Travail collaboratif
Ce projet se trouve aujourd’hui au cœur du travail mené par la doctorante Sophia Ferchiou à l’INRS.
«Mes recherches consistent à utiliser la moule comme espèce sentinelle, c’est-à-dire comme espèce très sensible aux évolutions de son environnement, afin d’évaluer l’état de santé des milieux marins et côtiers», résume l’étudiante en biologie marine, elle aussi via communiqué,
Sophia Ferchiou étudie sous la direction du professeur Yves St-Pierre, en codirection avec Stéphane Betoulle de l’Université de Reims.
En collaboration étroite avec les biologistes de Parcs Canada, l’équipe poursuit ses recherches sur quatre sites au Québec: Moulin-à-Baude, Cap-de-Bon-Désir et Pointe-à-John au cœur du parc marin du Saguenay–Saint-Laurent ainsi qu’au parc national du Bic dirigé par la Sépaq.
Différences et particularités
Chaque site représente une particularité, comme la proximité d’un rejet d’eaux usées domestiques et agricoles ou celle d’un centre d’interprétation et d’observation.
Des différences nettes ont déjà été relevées entre ces lieux.
«En appliquant des techniques médicales aux écosystèmes marins, non seulement nous pouvons effectuer un diagnostic, mais nous pouvons aussi observer des signes précurseurs de futurs enjeux qui toucheront un écosystème. Y a-t-il des traces d’un produit chimique, l’apparition d’un virus? Nous pouvons alors établir des mesures de correction précoces, que nous suivrons régulièrement à l’aide de la biopsie liquide», souligne Sophia Ferchiou.
D’abord menées par la doctorante une fois par mois depuis 2019, ces collectes sont maintenant effectuées sur une base hebdomadaire grâce à la présence des biologistes de Parcs Canada sur les différents sites.
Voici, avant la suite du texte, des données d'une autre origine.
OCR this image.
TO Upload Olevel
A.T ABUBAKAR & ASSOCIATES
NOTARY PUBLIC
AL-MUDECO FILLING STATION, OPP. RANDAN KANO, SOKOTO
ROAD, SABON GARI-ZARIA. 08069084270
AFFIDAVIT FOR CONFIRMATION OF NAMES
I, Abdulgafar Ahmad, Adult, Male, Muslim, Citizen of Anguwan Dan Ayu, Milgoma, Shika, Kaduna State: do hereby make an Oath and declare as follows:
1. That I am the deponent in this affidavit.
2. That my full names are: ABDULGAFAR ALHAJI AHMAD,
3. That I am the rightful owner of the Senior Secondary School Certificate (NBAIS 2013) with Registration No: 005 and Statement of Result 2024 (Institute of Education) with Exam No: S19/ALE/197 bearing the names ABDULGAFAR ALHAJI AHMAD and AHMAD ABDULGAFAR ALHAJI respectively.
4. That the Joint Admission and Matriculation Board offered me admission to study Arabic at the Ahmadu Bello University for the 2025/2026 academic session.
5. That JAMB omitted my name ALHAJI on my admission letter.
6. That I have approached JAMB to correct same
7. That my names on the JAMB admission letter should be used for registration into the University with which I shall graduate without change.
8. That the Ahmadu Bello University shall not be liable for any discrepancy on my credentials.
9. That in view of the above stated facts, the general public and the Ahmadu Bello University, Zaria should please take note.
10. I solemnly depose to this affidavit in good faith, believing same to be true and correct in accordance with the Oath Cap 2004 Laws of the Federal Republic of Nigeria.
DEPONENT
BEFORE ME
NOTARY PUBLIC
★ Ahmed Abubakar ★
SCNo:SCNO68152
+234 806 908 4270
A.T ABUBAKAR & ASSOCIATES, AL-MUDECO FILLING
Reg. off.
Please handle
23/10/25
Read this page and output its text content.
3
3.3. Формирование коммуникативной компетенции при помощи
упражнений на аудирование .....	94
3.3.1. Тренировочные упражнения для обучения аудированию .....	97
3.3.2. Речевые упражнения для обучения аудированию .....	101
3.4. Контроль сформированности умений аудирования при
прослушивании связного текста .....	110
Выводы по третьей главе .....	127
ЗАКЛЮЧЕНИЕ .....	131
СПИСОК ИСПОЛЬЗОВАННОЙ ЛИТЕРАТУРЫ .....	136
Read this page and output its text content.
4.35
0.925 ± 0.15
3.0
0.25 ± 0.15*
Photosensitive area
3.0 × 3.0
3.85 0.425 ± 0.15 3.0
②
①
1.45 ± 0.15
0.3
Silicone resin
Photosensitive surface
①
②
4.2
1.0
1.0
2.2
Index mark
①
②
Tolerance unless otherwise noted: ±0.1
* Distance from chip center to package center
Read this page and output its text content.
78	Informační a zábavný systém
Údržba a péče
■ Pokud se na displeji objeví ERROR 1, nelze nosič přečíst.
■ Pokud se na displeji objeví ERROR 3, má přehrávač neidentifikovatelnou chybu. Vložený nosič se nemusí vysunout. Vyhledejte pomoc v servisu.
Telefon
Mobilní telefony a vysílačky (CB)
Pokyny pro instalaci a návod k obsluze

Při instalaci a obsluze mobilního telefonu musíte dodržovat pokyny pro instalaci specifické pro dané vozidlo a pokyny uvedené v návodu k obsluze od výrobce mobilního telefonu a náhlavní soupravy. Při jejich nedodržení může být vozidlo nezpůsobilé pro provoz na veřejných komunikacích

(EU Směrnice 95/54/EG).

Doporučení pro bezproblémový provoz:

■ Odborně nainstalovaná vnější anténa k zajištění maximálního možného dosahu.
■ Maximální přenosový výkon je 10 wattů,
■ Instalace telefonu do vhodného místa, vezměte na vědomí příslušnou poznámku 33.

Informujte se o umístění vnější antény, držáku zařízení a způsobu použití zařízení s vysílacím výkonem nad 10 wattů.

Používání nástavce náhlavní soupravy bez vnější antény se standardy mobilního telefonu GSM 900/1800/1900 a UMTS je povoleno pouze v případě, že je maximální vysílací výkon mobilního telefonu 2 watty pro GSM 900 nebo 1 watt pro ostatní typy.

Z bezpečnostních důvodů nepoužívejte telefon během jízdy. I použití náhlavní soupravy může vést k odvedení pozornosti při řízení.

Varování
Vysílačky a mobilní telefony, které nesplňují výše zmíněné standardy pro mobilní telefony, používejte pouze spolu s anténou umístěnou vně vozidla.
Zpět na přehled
Une opportunité unique de suivre les écosystèmes avec régularité. «Ce partenariat nous a permis de recueillir une somme phénoménale d’échantillons», se réjouit Sophia Ferchiou. «Notre étude démontre l’efficacité de l’analyse multiomique des biopsies liquides prélevées sur les moules pour observer leurs réponses biologiques au stress environnemental.»
«Un des mandats de notre équipe de conservation est de définir et de surveiller l’état de santé des écosystèmes du parc marin du Saguenay–Saint-Laurent. L’approche proposée par l’INRS s’insère dans une série de suivis scientifiques menés par notre équipe et différents partenaires visant à mieux comprendre les changements et les menaces pesant sur les écosystèmes du parc marin. En plus d’être innovante et prometteuse, la méthode est non invasive et relativement simple à appliquer sur le terrain. Nous sommes très heureux de pouvoir collaborer avec cette équipe et de compter sur leur expertise», conclut Samuel Turgeon, écologiste pour Parcs Canada.
Notons finalement que ces travaux de recherche ont été financés par le Conseil de recherches en sciences naturelles et en génie du Canada (CRSNG) et les Fonds de Recherche du Québec – Nature et Technologies (FRQNT).